L’île aux fleurs l’un des meilleurs films du monde facilement visible sur internet mais à découvrir par hasard.

Lisice (Menottes) s’ouvrent avec un panneau rappelant le contexte du divorce de Staline et Tito, et en effet le moustachu de l’histoire n’est pas gentil. Ça se passe dans les Alpes dinariques. Malgré mes grandes difficultés pour comprendre ce qui se disait, le film était fascinant. On retrouvait beaucoup de références aux liens que le titre impliquait à commencer par des arrestations et le mariage qui est le sujet du film. Certaines séquences sont perturbantes. L’arrestation arbitraire d’un homme par ailleurs criminel fait naître un bizarre sentiment d’injustice. Le motif du viol relativement récurrent prend une telle importance ici qu’elle rappelle la façon dont les soldats de l’URSS ont « libéré » la Yougoslavie.

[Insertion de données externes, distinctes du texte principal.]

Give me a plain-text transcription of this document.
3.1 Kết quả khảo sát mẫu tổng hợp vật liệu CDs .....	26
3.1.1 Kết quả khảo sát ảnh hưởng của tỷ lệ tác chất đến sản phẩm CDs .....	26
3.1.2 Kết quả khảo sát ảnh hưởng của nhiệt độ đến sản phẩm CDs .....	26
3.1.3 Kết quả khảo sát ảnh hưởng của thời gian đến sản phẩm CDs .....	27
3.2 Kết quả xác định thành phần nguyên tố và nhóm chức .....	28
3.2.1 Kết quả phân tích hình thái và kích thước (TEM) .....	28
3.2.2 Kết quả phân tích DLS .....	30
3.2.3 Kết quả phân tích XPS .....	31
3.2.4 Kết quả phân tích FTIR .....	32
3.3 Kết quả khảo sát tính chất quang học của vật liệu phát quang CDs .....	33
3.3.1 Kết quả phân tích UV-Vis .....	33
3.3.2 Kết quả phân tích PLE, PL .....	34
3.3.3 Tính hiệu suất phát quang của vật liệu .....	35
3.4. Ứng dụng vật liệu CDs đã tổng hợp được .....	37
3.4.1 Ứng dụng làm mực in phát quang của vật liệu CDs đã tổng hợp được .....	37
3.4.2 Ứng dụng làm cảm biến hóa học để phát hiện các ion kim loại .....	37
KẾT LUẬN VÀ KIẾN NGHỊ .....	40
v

Sur la piste des Mohawks est un autre film de pionniers qui date de l’époque où les Etats-Unis n’étaient que 13. La progression en tableau est dépourvue d’intrigue : des frontiersmen travaillent et lutte pour prospérer et se faire un coin à eux en s’organisant à la fois contre les indiens et les Tories. Si le film rend hommage à ces pionniers, on a l’impression a posteriori qu’ils sont les premières victimes de la vaste supercherie que constitue toute colonisation. On retrouve les personnages typiques de Ford. Henry Fonda a toujours la même démarche. Les cheveux longs lui vont bien.

 

La Rupture, Pierre Étaix & Jean-Claude Carrière, 1961

Heureux anniversaire, Pierre Étaix & Jean-Claude Carrière, 1962

Les Rendez-vous de Paris, Eric Rohmer, 1995

The Fastest Gun Alive, Russell Rouse, 1956

Kad svane dan, Goran Paskaljević, 2012

Rozmarné léto, Jirí Menzel, 1968

Papa, Maman, ma Femme et moi, Jean-Paul Le Chanois, 1955

Porcile, Pier Paolo Pasolini, 1967

Pays de Cocagne, Pierre Étaix, 1970

Ihla das Flores, Jorge Furtado, 1988
Lisice, Krsto Papić, 1970

Drums along the Mohawks, John Ford, 1939


   

Les notices de Georges Sadoul

 

Cette semaine, Jean-Paul Le Chanois :

(Dreyfus)(Paris 25 octobre 1909) Venu de l’avant-garde 1930, il atteignit de grands succès populaires avec des sujets simples et directs. Il a entendu « Remettre le cœur à sa place, ce cœur qui bat à tous les entiments, même les bons sentiments », et il y a fort bien réussi dans ses meilleurs films comme l’Ecole buissonnière ou Sans laisser d’adresse, plus appréciés à leur juste valeur hors de France que dans notre pays. Fut critique aux « Cahiers du cinéma », acteur et metteur en scène au groupe octobre. [une liste].